Fertile Ground Diaries: Dear Committee Members

David Berkson's one-man show comes recommended.

A middle-aged man wearing a black blazer, burgundy sweater and black plastic-framed glasses sits reading from a letter of recommendation he wrote on behalf of a colleague. But soon, Professor Jason T. Fitger (David Berkson) is shouting about bulldozers and wrecking balls demolishing Willard Hall, a vein protruding from the side of his reddening neck.

For an hour and a half, we become intimately acquainted with Professor Fitger in the first-ever adaptation of Julie Shumacher's book Dear Committee Members. The collection of fictional letters by an asshole-but-still-likeable English and Creative Writing professor won the Thurber Prize for Humor, and it's well-deserved.

Shumacher's dialogue sounds like it was meant for the stage, either for stand up comedy or this one-man show at Blackfish Gallery. Berkson's neck vein protrudes, he swallows laughter during absurd letters, and he recites the most academic language with precise articulation and the lung capacity of an opera singer.

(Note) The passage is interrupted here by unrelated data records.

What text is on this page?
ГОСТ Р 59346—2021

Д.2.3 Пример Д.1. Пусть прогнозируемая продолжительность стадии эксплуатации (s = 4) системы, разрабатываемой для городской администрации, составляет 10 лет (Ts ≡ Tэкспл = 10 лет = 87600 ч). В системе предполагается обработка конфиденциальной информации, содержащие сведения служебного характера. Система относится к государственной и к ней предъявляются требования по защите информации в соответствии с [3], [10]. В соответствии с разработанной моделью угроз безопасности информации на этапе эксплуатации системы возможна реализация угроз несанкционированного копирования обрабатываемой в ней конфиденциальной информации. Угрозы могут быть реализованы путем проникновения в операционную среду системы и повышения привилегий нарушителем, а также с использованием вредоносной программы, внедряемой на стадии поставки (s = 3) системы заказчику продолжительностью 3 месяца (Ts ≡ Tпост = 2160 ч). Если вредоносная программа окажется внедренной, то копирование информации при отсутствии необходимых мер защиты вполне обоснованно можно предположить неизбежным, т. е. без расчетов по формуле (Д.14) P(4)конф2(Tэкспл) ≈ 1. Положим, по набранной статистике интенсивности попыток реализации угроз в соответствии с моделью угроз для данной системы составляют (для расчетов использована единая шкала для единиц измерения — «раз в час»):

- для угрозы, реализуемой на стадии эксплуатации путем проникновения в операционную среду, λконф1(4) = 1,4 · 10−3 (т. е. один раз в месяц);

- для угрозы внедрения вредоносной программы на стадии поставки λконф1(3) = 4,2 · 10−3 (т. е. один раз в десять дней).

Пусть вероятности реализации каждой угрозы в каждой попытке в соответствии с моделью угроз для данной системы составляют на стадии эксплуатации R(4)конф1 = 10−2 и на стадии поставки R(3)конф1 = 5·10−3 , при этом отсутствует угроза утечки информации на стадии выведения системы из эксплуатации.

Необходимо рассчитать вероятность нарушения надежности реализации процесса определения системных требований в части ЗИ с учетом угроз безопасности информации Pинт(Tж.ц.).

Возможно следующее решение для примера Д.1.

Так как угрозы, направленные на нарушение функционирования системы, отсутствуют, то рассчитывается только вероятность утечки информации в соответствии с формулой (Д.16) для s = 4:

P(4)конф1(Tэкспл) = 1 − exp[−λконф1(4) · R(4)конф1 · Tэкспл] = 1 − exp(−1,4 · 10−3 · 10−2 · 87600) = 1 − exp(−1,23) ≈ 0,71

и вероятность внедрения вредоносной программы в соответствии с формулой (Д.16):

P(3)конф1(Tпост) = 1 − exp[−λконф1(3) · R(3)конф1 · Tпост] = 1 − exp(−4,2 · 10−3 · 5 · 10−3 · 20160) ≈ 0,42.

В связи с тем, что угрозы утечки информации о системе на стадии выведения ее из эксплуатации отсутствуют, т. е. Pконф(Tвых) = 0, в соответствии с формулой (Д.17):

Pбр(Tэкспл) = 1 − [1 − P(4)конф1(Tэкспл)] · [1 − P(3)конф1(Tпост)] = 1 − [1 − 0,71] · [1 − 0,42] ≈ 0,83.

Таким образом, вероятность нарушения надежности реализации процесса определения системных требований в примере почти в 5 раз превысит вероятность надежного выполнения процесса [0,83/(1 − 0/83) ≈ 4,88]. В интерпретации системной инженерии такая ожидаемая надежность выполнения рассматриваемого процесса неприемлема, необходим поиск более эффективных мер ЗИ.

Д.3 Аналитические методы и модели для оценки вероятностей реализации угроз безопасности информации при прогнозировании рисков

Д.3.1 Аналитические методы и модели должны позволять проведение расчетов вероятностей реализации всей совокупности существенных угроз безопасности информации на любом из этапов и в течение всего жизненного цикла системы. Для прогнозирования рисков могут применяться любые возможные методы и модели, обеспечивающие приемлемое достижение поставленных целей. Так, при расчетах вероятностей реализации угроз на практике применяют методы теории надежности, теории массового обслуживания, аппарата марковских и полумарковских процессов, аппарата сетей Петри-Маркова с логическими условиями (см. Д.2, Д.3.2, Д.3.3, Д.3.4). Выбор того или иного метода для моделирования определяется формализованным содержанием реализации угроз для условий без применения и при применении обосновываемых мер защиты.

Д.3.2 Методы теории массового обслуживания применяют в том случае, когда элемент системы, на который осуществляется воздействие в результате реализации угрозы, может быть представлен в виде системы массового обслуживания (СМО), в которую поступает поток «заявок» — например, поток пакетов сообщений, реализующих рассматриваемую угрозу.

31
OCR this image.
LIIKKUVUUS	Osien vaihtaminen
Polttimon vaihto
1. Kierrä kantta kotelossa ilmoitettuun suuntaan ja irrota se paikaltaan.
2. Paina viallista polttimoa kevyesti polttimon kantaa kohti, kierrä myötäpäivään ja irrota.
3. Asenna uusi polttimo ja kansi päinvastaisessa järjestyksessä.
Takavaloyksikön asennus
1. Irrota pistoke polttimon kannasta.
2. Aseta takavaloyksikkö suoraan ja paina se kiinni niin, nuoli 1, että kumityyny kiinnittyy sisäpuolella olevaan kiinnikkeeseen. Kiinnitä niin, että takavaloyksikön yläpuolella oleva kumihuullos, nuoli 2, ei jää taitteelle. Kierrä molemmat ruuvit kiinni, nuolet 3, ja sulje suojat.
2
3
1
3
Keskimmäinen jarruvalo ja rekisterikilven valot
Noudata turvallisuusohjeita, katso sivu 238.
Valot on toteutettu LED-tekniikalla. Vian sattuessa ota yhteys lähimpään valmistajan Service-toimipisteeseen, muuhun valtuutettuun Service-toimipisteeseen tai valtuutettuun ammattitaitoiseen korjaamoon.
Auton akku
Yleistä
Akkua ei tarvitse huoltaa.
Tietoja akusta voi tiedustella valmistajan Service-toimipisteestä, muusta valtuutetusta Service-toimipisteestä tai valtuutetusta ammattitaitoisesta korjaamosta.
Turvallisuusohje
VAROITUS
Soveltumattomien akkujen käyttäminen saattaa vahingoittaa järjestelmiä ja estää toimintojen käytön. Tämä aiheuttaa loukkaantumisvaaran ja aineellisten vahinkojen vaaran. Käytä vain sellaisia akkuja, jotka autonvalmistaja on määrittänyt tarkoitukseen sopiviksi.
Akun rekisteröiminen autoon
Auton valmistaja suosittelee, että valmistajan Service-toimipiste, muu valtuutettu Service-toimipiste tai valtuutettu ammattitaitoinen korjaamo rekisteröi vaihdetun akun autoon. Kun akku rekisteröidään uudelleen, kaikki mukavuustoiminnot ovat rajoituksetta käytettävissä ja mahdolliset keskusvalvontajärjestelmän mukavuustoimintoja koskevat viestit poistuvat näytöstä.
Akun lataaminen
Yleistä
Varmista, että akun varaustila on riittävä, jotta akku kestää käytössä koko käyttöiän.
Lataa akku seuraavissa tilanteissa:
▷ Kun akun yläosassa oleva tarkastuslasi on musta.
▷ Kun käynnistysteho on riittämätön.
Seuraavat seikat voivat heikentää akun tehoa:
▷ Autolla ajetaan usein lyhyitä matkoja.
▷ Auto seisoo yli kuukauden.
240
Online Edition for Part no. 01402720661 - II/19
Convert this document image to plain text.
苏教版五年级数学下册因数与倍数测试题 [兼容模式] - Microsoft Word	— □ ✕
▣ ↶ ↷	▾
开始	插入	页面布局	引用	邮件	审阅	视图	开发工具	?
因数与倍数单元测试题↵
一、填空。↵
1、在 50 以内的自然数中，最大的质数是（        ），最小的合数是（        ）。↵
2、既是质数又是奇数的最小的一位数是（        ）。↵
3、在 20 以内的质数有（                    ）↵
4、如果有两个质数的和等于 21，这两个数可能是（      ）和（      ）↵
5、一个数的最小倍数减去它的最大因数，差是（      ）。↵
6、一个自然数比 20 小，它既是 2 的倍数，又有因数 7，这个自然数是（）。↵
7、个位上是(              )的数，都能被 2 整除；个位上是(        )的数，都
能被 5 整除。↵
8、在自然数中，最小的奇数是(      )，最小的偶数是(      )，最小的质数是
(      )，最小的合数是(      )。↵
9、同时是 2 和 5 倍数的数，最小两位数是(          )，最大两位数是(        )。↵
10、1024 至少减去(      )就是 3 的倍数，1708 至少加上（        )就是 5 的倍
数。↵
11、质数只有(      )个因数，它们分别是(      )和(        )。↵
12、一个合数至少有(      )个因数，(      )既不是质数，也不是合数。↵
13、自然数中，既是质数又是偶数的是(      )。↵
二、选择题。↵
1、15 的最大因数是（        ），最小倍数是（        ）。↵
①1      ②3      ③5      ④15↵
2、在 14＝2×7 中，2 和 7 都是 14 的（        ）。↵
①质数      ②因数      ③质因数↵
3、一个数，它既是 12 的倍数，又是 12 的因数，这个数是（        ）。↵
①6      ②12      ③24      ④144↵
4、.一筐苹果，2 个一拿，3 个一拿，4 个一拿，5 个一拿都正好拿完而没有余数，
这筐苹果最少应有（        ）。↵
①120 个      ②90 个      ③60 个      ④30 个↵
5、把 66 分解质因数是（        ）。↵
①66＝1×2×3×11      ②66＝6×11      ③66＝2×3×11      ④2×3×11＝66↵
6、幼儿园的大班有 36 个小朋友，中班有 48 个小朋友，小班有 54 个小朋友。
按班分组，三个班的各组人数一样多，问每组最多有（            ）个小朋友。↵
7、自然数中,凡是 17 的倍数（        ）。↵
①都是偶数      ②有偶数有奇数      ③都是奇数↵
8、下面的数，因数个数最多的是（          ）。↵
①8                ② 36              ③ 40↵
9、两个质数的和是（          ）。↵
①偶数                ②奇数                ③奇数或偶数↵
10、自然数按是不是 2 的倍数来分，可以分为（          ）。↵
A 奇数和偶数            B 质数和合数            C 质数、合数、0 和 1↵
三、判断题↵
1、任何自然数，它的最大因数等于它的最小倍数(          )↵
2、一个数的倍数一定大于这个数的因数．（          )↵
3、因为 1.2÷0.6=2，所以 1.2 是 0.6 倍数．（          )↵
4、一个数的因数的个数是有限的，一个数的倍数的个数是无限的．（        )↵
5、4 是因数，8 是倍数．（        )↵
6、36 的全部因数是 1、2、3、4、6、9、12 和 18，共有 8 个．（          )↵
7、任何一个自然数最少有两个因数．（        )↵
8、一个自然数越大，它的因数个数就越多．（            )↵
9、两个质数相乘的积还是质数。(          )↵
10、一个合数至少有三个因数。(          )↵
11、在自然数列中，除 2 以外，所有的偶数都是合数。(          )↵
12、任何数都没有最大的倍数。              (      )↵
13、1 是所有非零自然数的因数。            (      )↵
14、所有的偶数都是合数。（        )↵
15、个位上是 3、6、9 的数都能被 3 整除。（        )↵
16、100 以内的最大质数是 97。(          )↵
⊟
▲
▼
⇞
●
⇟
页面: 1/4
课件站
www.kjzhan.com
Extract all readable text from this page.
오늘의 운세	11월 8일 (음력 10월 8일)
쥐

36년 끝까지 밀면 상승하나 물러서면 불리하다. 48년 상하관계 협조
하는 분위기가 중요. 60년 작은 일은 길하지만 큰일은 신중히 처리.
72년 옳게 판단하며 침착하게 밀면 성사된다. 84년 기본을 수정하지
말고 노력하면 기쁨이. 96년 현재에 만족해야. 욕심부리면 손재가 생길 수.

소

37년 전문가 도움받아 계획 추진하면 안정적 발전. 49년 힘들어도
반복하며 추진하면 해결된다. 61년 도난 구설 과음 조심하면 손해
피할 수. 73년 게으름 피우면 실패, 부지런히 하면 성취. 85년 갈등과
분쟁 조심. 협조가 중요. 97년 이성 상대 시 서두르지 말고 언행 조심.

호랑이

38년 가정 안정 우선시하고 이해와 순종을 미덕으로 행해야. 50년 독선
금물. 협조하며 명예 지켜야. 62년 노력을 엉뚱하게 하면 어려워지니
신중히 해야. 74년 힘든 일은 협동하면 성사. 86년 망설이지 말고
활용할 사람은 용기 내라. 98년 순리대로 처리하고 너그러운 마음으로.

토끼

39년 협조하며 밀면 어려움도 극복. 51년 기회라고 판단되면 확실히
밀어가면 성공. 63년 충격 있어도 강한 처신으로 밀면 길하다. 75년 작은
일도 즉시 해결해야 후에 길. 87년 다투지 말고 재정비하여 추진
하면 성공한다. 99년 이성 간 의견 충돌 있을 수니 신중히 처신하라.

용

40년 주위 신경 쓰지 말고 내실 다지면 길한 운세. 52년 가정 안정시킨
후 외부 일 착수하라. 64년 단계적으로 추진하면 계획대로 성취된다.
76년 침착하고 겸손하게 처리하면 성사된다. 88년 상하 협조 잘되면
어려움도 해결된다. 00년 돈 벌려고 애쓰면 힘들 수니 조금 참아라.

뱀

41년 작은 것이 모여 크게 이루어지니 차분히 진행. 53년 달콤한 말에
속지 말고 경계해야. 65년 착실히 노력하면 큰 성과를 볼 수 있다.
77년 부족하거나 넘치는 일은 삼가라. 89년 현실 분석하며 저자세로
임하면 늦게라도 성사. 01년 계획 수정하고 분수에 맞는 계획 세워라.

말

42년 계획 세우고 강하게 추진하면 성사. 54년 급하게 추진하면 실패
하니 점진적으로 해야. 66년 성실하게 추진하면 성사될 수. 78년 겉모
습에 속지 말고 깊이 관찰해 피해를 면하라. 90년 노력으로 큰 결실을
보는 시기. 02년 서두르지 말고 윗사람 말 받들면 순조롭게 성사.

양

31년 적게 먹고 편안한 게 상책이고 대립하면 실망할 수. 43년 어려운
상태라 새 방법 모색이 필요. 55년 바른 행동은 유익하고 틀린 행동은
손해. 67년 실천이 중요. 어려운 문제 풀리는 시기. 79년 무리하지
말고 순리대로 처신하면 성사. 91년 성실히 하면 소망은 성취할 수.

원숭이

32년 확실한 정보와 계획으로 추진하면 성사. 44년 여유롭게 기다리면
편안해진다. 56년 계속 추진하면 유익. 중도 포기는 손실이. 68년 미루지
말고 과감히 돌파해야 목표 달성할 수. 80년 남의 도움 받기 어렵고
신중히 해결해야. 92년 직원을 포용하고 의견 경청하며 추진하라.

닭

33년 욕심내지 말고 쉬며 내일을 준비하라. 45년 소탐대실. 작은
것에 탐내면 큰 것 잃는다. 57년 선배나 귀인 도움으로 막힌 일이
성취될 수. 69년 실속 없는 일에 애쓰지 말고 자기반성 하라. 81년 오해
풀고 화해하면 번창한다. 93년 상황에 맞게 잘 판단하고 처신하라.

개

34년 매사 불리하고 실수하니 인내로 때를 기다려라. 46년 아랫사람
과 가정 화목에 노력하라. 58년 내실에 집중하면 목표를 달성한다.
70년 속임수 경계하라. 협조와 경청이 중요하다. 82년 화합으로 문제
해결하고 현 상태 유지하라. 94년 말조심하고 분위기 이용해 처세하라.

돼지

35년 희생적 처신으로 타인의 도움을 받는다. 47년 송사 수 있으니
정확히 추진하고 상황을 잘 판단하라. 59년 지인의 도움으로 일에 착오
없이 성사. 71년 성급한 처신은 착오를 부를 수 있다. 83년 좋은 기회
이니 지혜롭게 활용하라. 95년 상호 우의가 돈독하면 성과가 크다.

The best letters of recommendation—"LORs", as Fitger calls them—include speculation about a professor who pees in wine bottles and lines them up around his room and a letter recommending a student with anger issues for job at Paintball Emporium.

But though Berkson masters the comedy of reading letters that were never meant to performed, the best moments are when Fitger's humanity shows—he's a writing professor downtrodden by funding increases for technology and cuts to English. While some letters stand alone, others are pieces in the plot of a year in Fitger's personal life, like ones for his favorite student and the ex-wife who works with him and whom he still loves.

The play is right: the concept of a letter of recommendation is absurd, but this show still deserves one.